Un suaire, trois possibilités Essai historique

Avec des cases et des personnages identiques, mais autrement agencés, Denis Bajram et Valérie Mangin ont imaginé trois récits différents sur le passé oublié du Saint-Suaire.

Depuis trois ans qu'on l'attendait, le mystère avait eu le temps de s'épaissir, pour prendre des contours quasi mystiques. Fin octobre, Denis Bajram et son épouse Valérie Mangin ont enfin dévoilé Trois Christs, projet un peu fou qui est aussi le point de départ de la collection Quadrants, la branche réaliste de Soleil : «Nous voulions sortir de l'imagerie Soleil - heroic fantasy, ados, etc. - pour aller vers une autre BD, plus adulte mais néanmoins accessible, se souvient Bajram.

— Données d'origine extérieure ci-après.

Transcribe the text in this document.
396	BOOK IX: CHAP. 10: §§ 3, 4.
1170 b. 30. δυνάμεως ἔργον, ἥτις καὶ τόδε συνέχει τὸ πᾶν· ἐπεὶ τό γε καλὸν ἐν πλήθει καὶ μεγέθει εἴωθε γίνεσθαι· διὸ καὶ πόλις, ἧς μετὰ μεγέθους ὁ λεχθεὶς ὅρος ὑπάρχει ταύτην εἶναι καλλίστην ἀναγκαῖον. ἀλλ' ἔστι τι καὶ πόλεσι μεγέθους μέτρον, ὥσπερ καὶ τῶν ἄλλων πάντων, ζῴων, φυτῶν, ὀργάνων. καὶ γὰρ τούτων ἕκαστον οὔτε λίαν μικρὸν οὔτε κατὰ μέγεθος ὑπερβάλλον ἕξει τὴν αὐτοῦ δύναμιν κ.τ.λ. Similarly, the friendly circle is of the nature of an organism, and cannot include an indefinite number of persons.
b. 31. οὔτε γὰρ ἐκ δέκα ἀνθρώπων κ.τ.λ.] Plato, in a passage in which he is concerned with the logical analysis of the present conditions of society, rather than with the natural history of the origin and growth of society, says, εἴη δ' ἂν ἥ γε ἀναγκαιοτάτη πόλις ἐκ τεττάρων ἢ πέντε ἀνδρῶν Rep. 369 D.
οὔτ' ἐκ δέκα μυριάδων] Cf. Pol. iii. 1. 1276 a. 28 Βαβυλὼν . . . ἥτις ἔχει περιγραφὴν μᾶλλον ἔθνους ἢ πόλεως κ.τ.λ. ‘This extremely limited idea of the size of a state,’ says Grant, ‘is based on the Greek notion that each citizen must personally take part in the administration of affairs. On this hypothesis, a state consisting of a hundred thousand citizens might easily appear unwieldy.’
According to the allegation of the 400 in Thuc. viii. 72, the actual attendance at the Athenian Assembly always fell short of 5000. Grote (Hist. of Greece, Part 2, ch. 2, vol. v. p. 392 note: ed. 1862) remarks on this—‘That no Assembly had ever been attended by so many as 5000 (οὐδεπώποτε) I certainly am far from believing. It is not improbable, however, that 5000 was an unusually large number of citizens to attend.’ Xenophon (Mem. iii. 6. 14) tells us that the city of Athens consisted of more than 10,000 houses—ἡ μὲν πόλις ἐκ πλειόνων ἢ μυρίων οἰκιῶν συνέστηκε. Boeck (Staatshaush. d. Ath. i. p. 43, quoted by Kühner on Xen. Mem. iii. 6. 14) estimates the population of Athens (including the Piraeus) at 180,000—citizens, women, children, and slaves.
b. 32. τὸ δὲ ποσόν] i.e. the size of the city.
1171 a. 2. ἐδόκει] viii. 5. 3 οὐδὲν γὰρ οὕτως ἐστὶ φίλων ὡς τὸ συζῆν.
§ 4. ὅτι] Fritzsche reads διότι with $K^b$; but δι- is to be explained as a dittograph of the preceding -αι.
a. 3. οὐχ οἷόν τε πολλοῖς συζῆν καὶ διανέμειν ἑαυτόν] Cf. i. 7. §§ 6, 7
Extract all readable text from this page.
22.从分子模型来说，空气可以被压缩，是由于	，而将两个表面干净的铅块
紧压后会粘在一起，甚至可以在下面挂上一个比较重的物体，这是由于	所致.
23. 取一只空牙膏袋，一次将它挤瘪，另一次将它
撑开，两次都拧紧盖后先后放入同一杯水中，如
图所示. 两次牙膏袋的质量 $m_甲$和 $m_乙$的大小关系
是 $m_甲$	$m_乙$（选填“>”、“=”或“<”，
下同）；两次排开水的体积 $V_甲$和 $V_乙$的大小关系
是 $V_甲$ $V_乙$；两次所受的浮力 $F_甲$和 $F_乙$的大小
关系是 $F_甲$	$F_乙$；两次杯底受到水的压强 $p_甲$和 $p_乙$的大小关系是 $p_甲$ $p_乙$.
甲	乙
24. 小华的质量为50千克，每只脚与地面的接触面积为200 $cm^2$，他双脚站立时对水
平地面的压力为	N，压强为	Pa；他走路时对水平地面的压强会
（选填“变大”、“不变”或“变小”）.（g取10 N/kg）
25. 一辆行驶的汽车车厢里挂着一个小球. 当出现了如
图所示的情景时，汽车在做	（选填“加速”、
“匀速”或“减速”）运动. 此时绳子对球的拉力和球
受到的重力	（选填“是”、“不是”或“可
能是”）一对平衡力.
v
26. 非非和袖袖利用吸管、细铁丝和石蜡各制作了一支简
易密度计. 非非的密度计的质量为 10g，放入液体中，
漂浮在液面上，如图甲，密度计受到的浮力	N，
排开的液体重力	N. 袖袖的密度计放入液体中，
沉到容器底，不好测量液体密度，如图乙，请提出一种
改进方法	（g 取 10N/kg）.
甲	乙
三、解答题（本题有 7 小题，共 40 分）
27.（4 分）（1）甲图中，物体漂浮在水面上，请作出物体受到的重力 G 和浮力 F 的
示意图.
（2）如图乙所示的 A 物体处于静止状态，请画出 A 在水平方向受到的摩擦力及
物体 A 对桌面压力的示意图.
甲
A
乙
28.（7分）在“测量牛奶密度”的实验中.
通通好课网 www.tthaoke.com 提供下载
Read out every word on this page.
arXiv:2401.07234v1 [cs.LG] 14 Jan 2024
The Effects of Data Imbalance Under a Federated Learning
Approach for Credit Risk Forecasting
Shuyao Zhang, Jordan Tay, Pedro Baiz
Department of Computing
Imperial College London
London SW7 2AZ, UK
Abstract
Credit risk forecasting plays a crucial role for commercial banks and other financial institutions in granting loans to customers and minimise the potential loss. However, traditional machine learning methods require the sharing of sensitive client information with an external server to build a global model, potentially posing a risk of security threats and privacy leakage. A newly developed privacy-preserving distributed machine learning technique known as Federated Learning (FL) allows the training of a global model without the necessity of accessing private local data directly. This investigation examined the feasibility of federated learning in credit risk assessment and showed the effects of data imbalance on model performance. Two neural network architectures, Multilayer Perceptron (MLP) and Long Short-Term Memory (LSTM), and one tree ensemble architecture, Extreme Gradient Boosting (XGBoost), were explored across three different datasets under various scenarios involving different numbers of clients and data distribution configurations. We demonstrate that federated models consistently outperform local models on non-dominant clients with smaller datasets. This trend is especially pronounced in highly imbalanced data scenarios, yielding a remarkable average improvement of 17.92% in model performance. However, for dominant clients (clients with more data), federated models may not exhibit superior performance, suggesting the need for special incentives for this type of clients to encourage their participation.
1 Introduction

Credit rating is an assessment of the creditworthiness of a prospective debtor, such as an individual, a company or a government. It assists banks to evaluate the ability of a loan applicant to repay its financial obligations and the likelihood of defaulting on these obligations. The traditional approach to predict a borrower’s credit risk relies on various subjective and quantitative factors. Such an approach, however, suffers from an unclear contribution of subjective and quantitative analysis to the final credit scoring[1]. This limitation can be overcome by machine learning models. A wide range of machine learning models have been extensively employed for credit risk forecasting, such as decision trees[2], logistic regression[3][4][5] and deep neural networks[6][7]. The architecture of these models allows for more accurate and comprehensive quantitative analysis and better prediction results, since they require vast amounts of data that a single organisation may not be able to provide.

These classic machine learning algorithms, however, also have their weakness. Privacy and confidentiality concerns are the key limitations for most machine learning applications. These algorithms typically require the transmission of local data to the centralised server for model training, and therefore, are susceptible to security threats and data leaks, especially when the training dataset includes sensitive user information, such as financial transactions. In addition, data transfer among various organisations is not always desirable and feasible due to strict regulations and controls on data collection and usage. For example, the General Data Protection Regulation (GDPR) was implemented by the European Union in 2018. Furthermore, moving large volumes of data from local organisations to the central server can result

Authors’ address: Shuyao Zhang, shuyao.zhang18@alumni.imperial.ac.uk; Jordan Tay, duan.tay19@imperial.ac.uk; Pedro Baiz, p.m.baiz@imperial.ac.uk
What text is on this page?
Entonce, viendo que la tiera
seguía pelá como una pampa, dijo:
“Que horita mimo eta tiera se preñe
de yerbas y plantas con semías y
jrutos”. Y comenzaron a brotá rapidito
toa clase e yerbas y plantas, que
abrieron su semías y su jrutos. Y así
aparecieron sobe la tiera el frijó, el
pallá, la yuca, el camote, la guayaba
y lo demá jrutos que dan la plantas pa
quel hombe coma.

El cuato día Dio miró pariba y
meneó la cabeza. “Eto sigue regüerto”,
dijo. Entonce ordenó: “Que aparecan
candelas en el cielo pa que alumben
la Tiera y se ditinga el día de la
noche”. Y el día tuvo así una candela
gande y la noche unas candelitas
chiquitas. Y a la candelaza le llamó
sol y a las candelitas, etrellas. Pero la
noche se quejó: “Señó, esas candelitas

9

Bref, sortir de l'éternel dilemme qui voulait qu'on faisait soit du Soleil, soit de l'Association. Soit du Baudouin, soit du XIII. Il est possible de concilier commercial et travail d'auteur. Personnellement, si j'ai lu un jour des choses très pointues, c'est grâce à des passerelles comme Bilal ou Tardi.» Venant de l'auteur à qui l'on doit Universal War One, c'est un sacré compliment. Grâce à la bannière Quadrants, Bajram a permis la publication d'ouvrages magnifiques comme Couleur de peau! miel ou Les villes d'un jour. Aucun n'avait, toutefois, l'exigence de Trois Christs. S'il ne s'agissait pas d'un mauvais jeu de mots, l'on pourrait parler d'oeuvre fondatrice tant elle ne ressemble à aucune autre.

Son héros est un morceau de tissu. Mais pas n'importe lequel : le Saint-Suaire, la relique la plus contestée de la Chrétienté, le linceul dans lequel le Christ a été enveloppé. Un objet de culte dont on ne sait ce qu'il advint entre 1205 et 1357 et sa réapparition à Lirey, petit village de Champagne. C'est dans cet interstice et à cet endroit que le couple Bajram-Mangin a choisi de planter le décor de son récit.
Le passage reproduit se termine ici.